Resultado de imagen de Brain damage among mentally disordered sex offenders


What are some of the main problems within this area? Professionals such as therapists, social workers and police officers struggle with the notion of female as sex offenders and therefore need to be trained to understand that this does and can happen regularly. The impact of female sexual offences are proving to be significantly more destructive with statistics showing that over half of male victims and three quarters of female victims identifying the impact to be so severe that they remain doubtful about any chance of recovery (Bexson, 2011). Female sex offending has been overlooked and there are many biases in the legal system and social services that need to be addressed.

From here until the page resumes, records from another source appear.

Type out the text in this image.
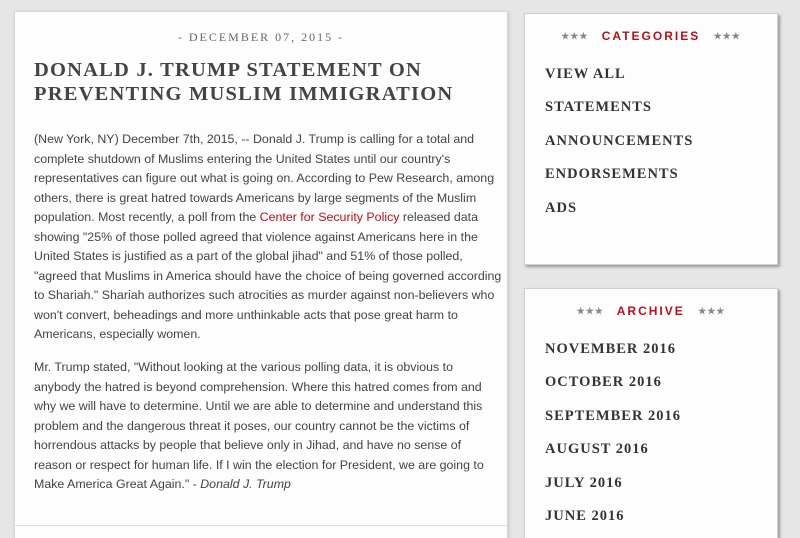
- DECEMBER 07, 2015 -
DONALD J. TRUMP STATEMENT ON PREVENTING MUSLIM IMMIGRATION

(New York, NY) December 7th, 2015, -- Donald J. Trump is calling for a total and complete shutdown of Muslims entering the United States until our country's representatives can figure out what is going on. According to Pew Research, among others, there is great hatred towards Americans by large segments of the Muslim population. Most recently, a poll from the Center for Security Policy released data showing "25% of those polled agreed that violence against Americans here in the United States is justified as a part of the global jihad" and 51% of those polled, "agreed that Muslims in America should have the choice of being governed according to Shariah." Shariah authorizes such atrocities as murder against non-believers who won't convert, beheadings and more unthinkable acts that pose great harm to Americans, especially women.

Mr. Trump stated, "Without looking at the various polling data, it is obvious to anybody the hatred is beyond comprehension. Where this hatred comes from and why we will have to determine. Until we are able to determine and understand this problem and the dangerous threat it poses, our country cannot be the victims of horrendous attacks by people that believe only in Jihad, and have no sense of reason or respect for human life. If I win the election for President, we are going to Make America Great Again." - Donald J. Trump

★★★ CATEGORIES ★★★
VIEW ALL
STATEMENTS
ANNOUNCEMENTS
ENDORSEMENTS
ADS
★★★ ARCHIVE ★★★
NOVEMBER 2016
OCTOBER 2016
SEPTEMBER 2016
AUGUST 2016
JULY 2016
JUNE 2016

How can these be solved? It is necessary that professionals be trained to deal with victims of female sex offending, in order to ensure that victims feel at ease when reporting the crime. It becomes increasingly obvious that the population of female sex offenders are very impacting, though largely neglected and therefore research should be directed towards the development and criminal behaviour of these women, to later determine adequate methods of intervention before and after incarceration (Menstuff,1996). According to Harris (2010), as attention from the Criminal Justice System increases on behalf of women as sexual perpetrators, female sexual offender typologies should continue to be developed through rigorous methodology and data collection (Blasko, 2016). This could ultimately ensure we develop accurate profiles of female sex offenders that will facilitate the detection of them by the public, and subsequently lead to its prevention.